For the first time in about a year, SpaceX CEO Elon Musk is scheduled to present an official update on the company’s next-generation Starship rocket.
The venue: the National Academies’ first virtual Space Studies Board. Vaguely titled “SpaceX Starship Discussion,” the CEO’s presentation – scheduled at 6pm EST on November 17th – will likely be his first Starship-specific update since September 2020 and, most importantly, it will be streamed live.
Since Musk’s last partial update, SpaceX has made a spectacular amount of progress, leaving no shortage of topics for the CEO to cover. In September 2020, Starship prototype SN6 had just completed SpaceX’s third 150m (~500 ft) hop test in South Texas, while the company was also close to finishing the first higher-altitude prototype (SN8). Three months later, after completing a range of preflight tests and having its nose section installed at the launch pad, Starship SN8 would nearly ace SpaceX’s first 10+ kilometer (~6 mi) launch and landing test, only failing seconds before touchdown after an otherwise successful 6+ minute flight.
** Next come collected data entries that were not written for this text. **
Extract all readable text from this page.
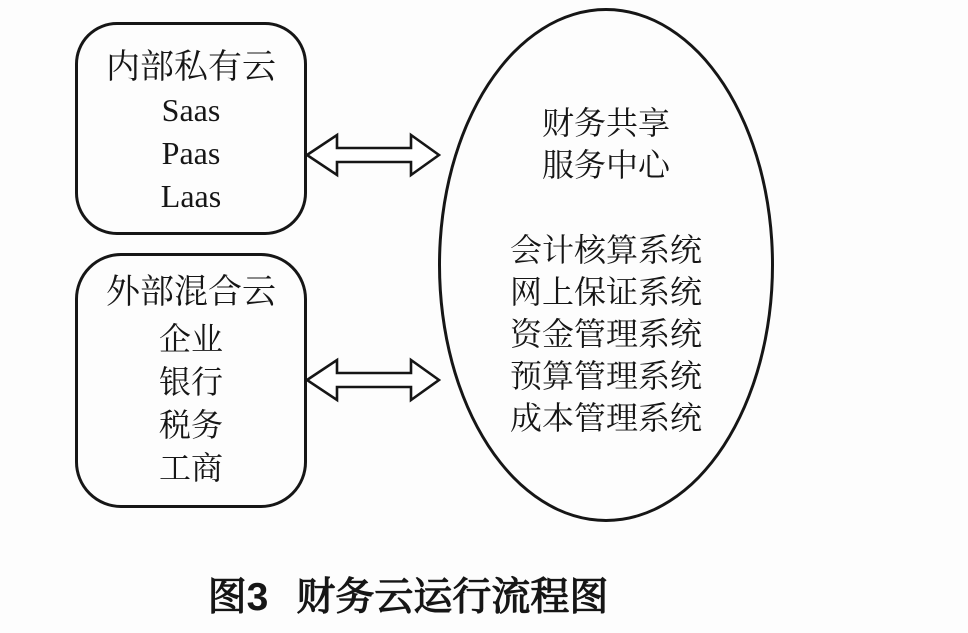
内部私有云
Saas
Paas
Laas
外部混合云
企业
银行
税务
工商
财务共享
服务中心
会计核算系统
网上保证系统
资金管理系统
预算管理系统
成本管理系统
图3 财务云运行流程图
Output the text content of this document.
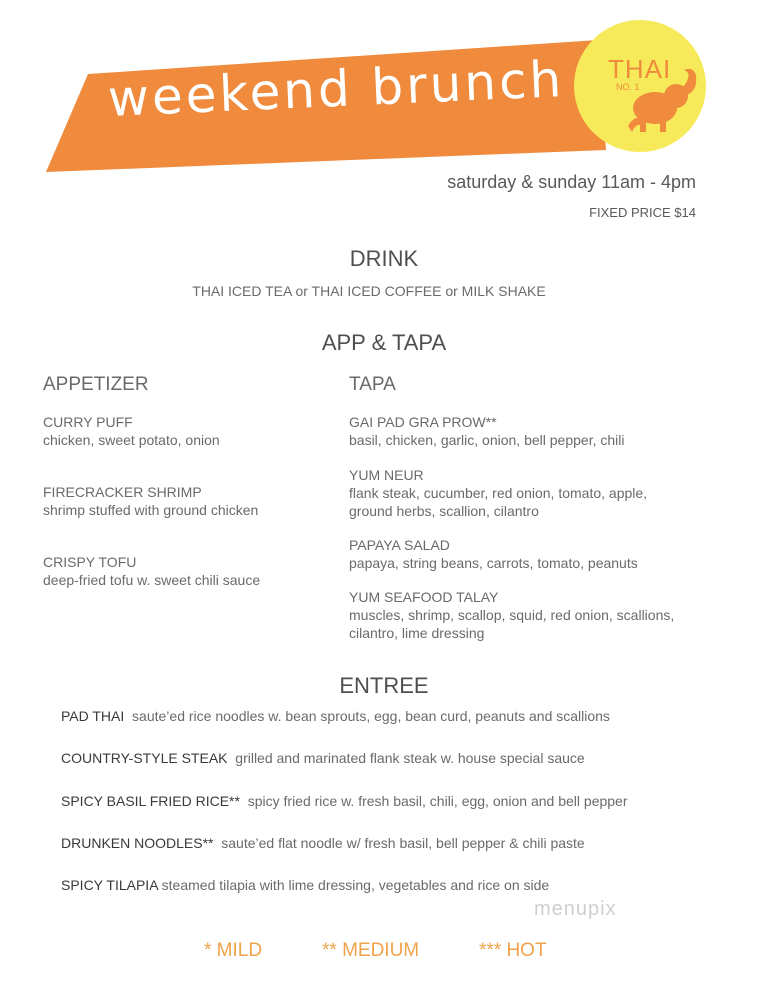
weekend brunch	THAI
NO. 1
saturday & sunday 11am - 4pm
FIXED PRICE $14
DRINK
THAI ICED TEA or THAI ICED COFFEE or MILK SHAKE
APP & TAPA
APPETIZER	TAPA
CURRY PUFF
chicken, sweet potato, onion
FIRECRACKER SHRIMP
shrimp stuffed with ground chicken
CRISPY TOFU
deep-fried tofu w. sweet chili sauce
GAI PAD GRA PROW**
basil, chicken, garlic, onion, bell pepper, chili
YUM NEUR
flank steak, cucumber, red onion, tomato, apple,
ground herbs, scallion, cilantro
PAPAYA SALAD
papaya, string beans, carrots, tomato, peanuts
YUM SEAFOOD TALAY
muscles, shrimp, scallop, squid, red onion, scallions,
cilantro, lime dressing
ENTREE
PAD THAI  saute’ed rice noodles w. bean sprouts, egg, bean curd, peanuts and scallions
COUNTRY-STYLE STEAK  grilled and marinated flank steak w. house special sauce
SPICY BASIL FRIED RICE**  spicy fried rice w. fresh basil, chili, egg, onion and bell pepper
DRUNKEN NOODLES**  saute’ed flat noodle w/ fresh basil, bell pepper & chili paste
SPICY TILAPIA steamed tilapia with lime dressing, vegetables and rice on side
menupix
* MILD	** MEDIUM	*** HOT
SpaceX then proceeded to rapidly build and fly four more prototypes in about as many months, culminating in Starship SN15’s near-perfect launch, descent, and soft landing in May 2021. Following SN15’s success, SpaceX oddly hasn’t launched once in the six months since and prior to the last four weeks had only performed a single static fire test with Super Heavy Booster 3 (B3).
Finally, after sitting at the launch pad for six weeks, SpaceX began a slow but steady stream of tests of Starship S20, its first orbital-class prototype. On September 29th, Ship 20 passed its first cryogenic proof test. On October 19th, the Starship completed its first Raptor preburner test and then aced two back-to-back static fires just two days later on the 21st. After another extremely unusual three weeks of inactivity, Ship 20 again fired up twice on November 12th, becoming the first Starship prototype to fire up six Raptor engines at once.
For unknown reasons, the pace of SpaceX Starship and Super Heavy assembly and testing has been exceptionally slow over the last few months, causing the company to sail past a number of schedule predictions made by Musk himself. With any luck, as well as celebrating SpaceX’s undeniable successes in the same period and sketching out the company’s next steps for Starship, Musk will also be able to shed some light on the last few months of activity in Starbase and why some of those activities appear to have slowed down.